Mavissakalian proposed such a system that included four forms of obsessive-compulsive symptoms: (1) obsessions only, (2) obsessions plus anxiety-reducing compulsions, (3) obsessions plus anxiety-increasing compulsions, and (4) compulsions independent of anxiety and/or obsessions. Although this type of system holds some promise for treatment refinement, very little relevant empirical work has addressed the utility of functional classification schemes. In the context of a DSM-IV field trial, Foa and Kozak examined the usefulness of subcategories of obsessive compulsive disorder including predominantly obsessions, predominantly compulsions, and mixed obsessions and compulsions.

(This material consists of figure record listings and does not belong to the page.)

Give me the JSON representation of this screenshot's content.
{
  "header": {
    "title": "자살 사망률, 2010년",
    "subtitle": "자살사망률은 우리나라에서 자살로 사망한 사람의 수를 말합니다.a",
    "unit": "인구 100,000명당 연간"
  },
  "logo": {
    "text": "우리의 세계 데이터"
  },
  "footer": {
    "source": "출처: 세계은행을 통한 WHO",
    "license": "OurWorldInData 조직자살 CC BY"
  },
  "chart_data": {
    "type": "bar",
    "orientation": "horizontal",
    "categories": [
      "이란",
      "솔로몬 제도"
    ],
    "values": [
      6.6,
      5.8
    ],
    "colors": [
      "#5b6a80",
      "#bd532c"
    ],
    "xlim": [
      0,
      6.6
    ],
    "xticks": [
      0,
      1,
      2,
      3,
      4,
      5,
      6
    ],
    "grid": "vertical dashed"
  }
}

Results revealed that more than 90% of patients reported both obsessive and compulsive symptoms, although based on interview data, clinicians categorized 30% of patients with predominantly obsessions, 21% with predominantly compulsions, and 49% with mixed obsessions and compulsions. Significant differences in the frequency of various specific symptoms occurred across these subgroups, although data overall were equivocal with regard to the utility of this type of classification. In summary, numerous models have been proposed for subclassifying obsessive compulsive disorder. To date, the most promising of these involve subgroups based on the presence or absence of co-occurring chronic tic disorders and the predominant type of symptom reported; the majority of data here address differences between patients with primary washing or checking compulsions.